Additional as part of the normalization 127 is added to the exponent (so that there are no negative values stored in the 8 bit exponent field).
#include <limits>
#include <iostream>
#include <cmath>
/*
* Bit 31 Sign
* Bits 30-23 Exponent
* Bits 22-00 Mantissa
*/
bool is_IEEE754_32BitFloat_AnInt(float val)
{
// Put the value in an int so we can do bitwise operations.
int valAsInt = *reinterpret_cast<int*>(&val);
// Remember to subtract 127 from the exponent (to get real value)
int exponent = ((valAsInt >> 23) & 0xFF) - 127;
int bitsInFraction = 23 - exponent;
int mask = exponent < 0
? 0x7FFFFFFF
: exponent > 23
? 0x00
: (1 << bitsInFraction) - 1;
return !(valAsInt & mask);
}
/*
* Bit 63 Sign
* Bits 62-52 Exponent
* Bits 51-00 Mantissa
*/
bool is_IEEE754_64BitFloat_AnInt(double val)
{
// Put the value in an long long so we can do bitwise operations.
uint64_t valAsInt = *reinterpret_cast<uint64_t*>(&val);
// Remember to subtract 1023 from the exponent (to get real value)

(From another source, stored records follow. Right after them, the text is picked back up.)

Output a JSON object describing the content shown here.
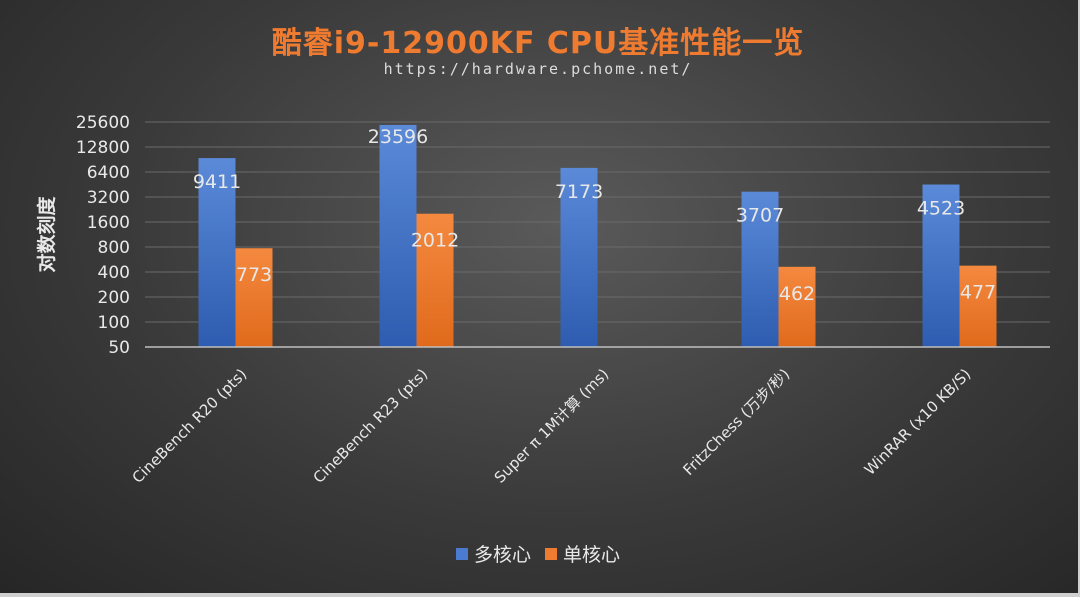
{
  "header": {
    "title": "酷睿i9-12900KF CPU基准性能一览",
    "subtitle": "https://hardware.pchome.net/"
  },
  "colors": {
    "title": "#ee7b30",
    "subtitle": "#dcdcdc",
    "multi": "#4a7bd0",
    "single": "#ee7b30",
    "text": "#e8e8e8",
    "grid": "#6a6a6a",
    "axis": "#bfbfbf"
  },
  "chart_data": {
    "type": "bar",
    "yscale": "log2",
    "ylabel": "对数刻度",
    "ylim": [
      50,
      25600
    ],
    "yticks": [
      50,
      100,
      200,
      400,
      800,
      1600,
      3200,
      6400,
      12800,
      25600
    ],
    "categories": [
      "CineBench R20 (pts)",
      "CineBench R23 (pts)",
      "Super π 1M计算 (ms)",
      "FritzChess (万步/秒)",
      "WinRAR (x10 KB/S)"
    ],
    "series": [
      {
        "name": "多核心",
        "values": [
          9411,
          23596,
          7173,
          3707,
          4523
        ]
      },
      {
        "name": "单核心",
        "values": [
          773,
          2012,
          null,
          462,
          477
        ]
      }
    ],
    "data_labels": [
      [
        "9411",
        "23596",
        "7173",
        "3707",
        "4523"
      ],
      [
        "773",
        "2012",
        "",
        "462",
        "477"
      ]
    ],
    "legend_position": "bottom",
    "grid": true
  }
}
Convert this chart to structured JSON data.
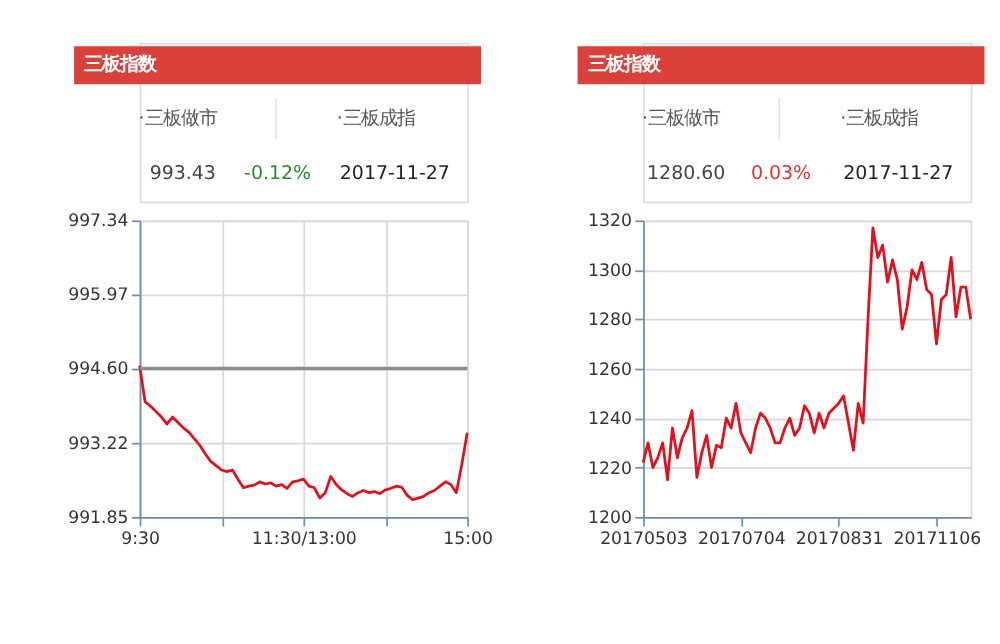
{
  "chart_data": [
    {
      "type": "line",
      "title": "三板指数",
      "annotations": [
        "·三板做市",
        "·三板成指",
        "993.43",
        "-0.12%",
        "2017-11-27"
      ],
      "categories": [
        "9:30",
        null,
        null,
        null,
        null,
        null,
        null,
        null,
        null,
        null,
        null,
        null,
        null,
        null,
        null,
        null,
        null,
        null,
        null,
        null,
        null,
        null,
        null,
        null,
        null,
        null,
        null,
        null,
        null,
        null,
        "11:30/13:00",
        null,
        null,
        null,
        null,
        null,
        null,
        null,
        null,
        null,
        null,
        null,
        null,
        null,
        null,
        null,
        null,
        null,
        null,
        null,
        null,
        null,
        null,
        null,
        null,
        null,
        null,
        null,
        null,
        null,
        "15:00"
      ],
      "series": [
        {
          "color": "#e3101c",
          "values": [
            994.65,
            993.98,
            993.9,
            993.8,
            993.7,
            993.57,
            993.7,
            993.6,
            993.5,
            993.42,
            993.3,
            993.18,
            993.02,
            992.88,
            992.8,
            992.72,
            992.69,
            992.72,
            992.55,
            992.39,
            992.42,
            992.44,
            992.5,
            992.46,
            992.48,
            992.42,
            992.45,
            992.38,
            992.5,
            992.52,
            992.55,
            992.42,
            992.39,
            992.2,
            992.3,
            992.6,
            992.45,
            992.35,
            992.28,
            992.23,
            992.3,
            992.34,
            992.3,
            992.32,
            992.28,
            992.35,
            992.38,
            992.42,
            992.4,
            992.25,
            992.17,
            992.2,
            992.23,
            992.3,
            992.34,
            992.42,
            992.5,
            992.45,
            992.3,
            992.82,
            993.41
          ]
        }
      ],
      "ylim": [
        991.85,
        997.34
      ],
      "yticks": [
        991.85,
        993.22,
        {
          "value": 994.6,
          "label": "994.60"
        },
        995.97,
        997.34
      ],
      "ref_lines": [
        {
          "axis": "y",
          "value": 994.6,
          "color": "#8c8c8c"
        }
      ],
      "grid": true
    },
    {
      "type": "line",
      "title": "三板指数",
      "annotations": [
        "·三板做市",
        "·三板成指",
        "1280.60",
        "0.03%",
        "2017-11-27"
      ],
      "categories": [
        "20170503",
        null,
        null,
        null,
        null,
        null,
        null,
        null,
        null,
        null,
        null,
        null,
        null,
        null,
        null,
        null,
        null,
        null,
        null,
        null,
        "20170704",
        null,
        null,
        null,
        null,
        null,
        null,
        null,
        null,
        null,
        null,
        null,
        null,
        null,
        null,
        null,
        null,
        null,
        null,
        null,
        "20170831",
        null,
        null,
        null,
        null,
        null,
        null,
        null,
        null,
        null,
        null,
        null,
        null,
        null,
        null,
        null,
        null,
        null,
        null,
        null,
        "20171106",
        null,
        null,
        null,
        null,
        null,
        null,
        null
      ],
      "series": [
        {
          "color": "#e3101c",
          "values": [
            1222,
            1230,
            1220,
            1224,
            1230,
            1215,
            1236,
            1224,
            1232,
            1236,
            1243,
            1216,
            1226,
            1233,
            1220,
            1229,
            1228,
            1240,
            1236,
            1246,
            1234,
            1230,
            1226,
            1236,
            1242,
            1240,
            1236,
            1230,
            1230,
            1236,
            1240,
            1233,
            1236,
            1245,
            1242,
            1234,
            1242,
            1236,
            1242,
            1244,
            1246,
            1249,
            1238,
            1227,
            1246,
            1238,
            1280,
            1317,
            1305,
            1310,
            1295,
            1304,
            1296,
            1276,
            1285,
            1300,
            1296,
            1303,
            1292,
            1290,
            1270,
            1288,
            1290,
            1305,
            1281,
            1293,
            1293,
            1280
          ]
        }
      ],
      "ylim": [
        1200,
        1320
      ],
      "yticks": [
        1200,
        1220,
        1240,
        1260,
        1280,
        1300,
        1320
      ],
      "grid": "y"
    }
  ]
}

int exponent = ((valAsInt >> 52) & 0x7FF) - 1023;
int bitsInFraction = 52 - exponent;
uint64_t mask = exponent < 0
? 0x7FFFFFFFFFFFFFFFLL
: exponent > 52
? 0x00
: (1LL << bitsInFraction) - 1;
return !(valAsInt & mask);
}
bool is_Trunc_32BitFloat_AnInt(float val)
{
return (std::trunc(val) - val == 0.0F);
}
bool is_Trunc_64BitFloat_AnInt(double val)
{
return (std::trunc(val) - val == 0.0);
}
bool is_IntCast_64BitFloat_AnInt(double val)
{
return (uint64_t(val) - val == 0.0);
}
template<typename T, bool isIEEE = std::numeric_limits<T>::is_iec559>
bool isInt(T f);
template<>
bool isInt<float, true>(float f) {return is_IEEE754_32BitFloat_AnInt(f);}
template<>
bool isInt<double, true>(double f) {return is_IEEE754_64BitFloat_AnInt(f);}
template<>
bool isInt<float, false>(float f) {return is_Trunc_64BitFloat_AnInt(f);}
template<>
bool isInt<double, false>(double f) {return is_Trunc_64BitFloat_AnInt(f);}
int main()
{
double x = 16;
std::cout << x << "=> " << isInt(x) << "
";
x = 16.4;
std::cout << x << "=> " << isInt(x) << "
";
x = 123.0;
std::cout << x << "=> " << isInt(x) << "
";
x = 0.0;
std::cout << x << "=> " << isInt(x) << "
";
x = 2.0;
std::cout << x << "=> " << isInt(x) << "
";
x = 4.0;
std::cout << x << "=> " << isInt(x) << "
";
x = 5.0;
std::cout << x << "=> " << isInt(x) << "
";
x = 1.0;
std::cout << x << "=> " << isInt(x) << "
";
}
Results:
> ./a.out
16=> 1
16.4=> 0
123=> 1
0=> 1
2=> 1
4=> 1
5=> 1
1=> 1
Running Some Timing tests.
Test data was generated like this:
(for a in {1..3000000};do echo $RANDOM.$RANDOM;done ) > test.data
(for a in {1..3000000};do echo $RANDOM;done ) >> test.data
(for a in {1..3000000};do echo $RANDOM$RANDOM0000;done ) >> test.data
(for a in {1..3000000};do echo 0.$RANDOM;done ) >> test.data
Modified main() to run tests:
int main()
{
// ORIGINAL CODE still here.
// Added this trivial speed test.
std::ifstream testData("test.data"); // Generated a million random numbers
std::vector<double> test{std::istream_iterator<double>(testData), std::istream_iterator<double>()};
std::cout << "Data Size: " << test.size() << "
";
int count1 = 0;
int count2 = 0;
int count3 = 0;
auto start = std::chrono::system_clock::now();
for(auto const& v: test)
{ count1 += is_IEEE754_64BitFloat_AnInt(v);
}
auto p1 = std::chrono::system_clock::now();
for(auto const& v: test)
{ count2 += is_Trunc_64BitFloat_AnInt(v);
}
auto p2 = std::chrono::system_clock::now();
for(auto const& v: test)
{ count3 += is_IntCast_64BitFloat_AnInt(v);
}
auto end = std::chrono::system_clock::now();
std::cout << "IEEE " << count1 << " Time: " << std::chrono::duration_cast<std::chrono::milliseconds>(p1 - start).count() << "
";
std::cout << "Trunc " << count2 << " Time: " << std::chrono::duration_cast<std::chrono::milliseconds>(p2 - p1).count() << "
";
std::cout << "Int Cast " << count3 << " Time: " << std::chrono::duration_cast<std::chrono::milliseconds>(end - p2).count() << "
"; }
The tests show:
> ./a.out
16=> 1
16.4=> 0
123=> 1
0=> 1
2=> 1
4=> 1
5=> 1
1=> 1
Data Size: 12000000
IEEE 6000199 Time: 18
Trunc 6000199 Time: 32
Int Cast 6000199 Time: 38
The IEEE code (in this simple test) seem to beat the truncate method and generate the same result. BUT the amount of time is insignificant. Over 12 million calls we saw a difference in 14 milliseconds.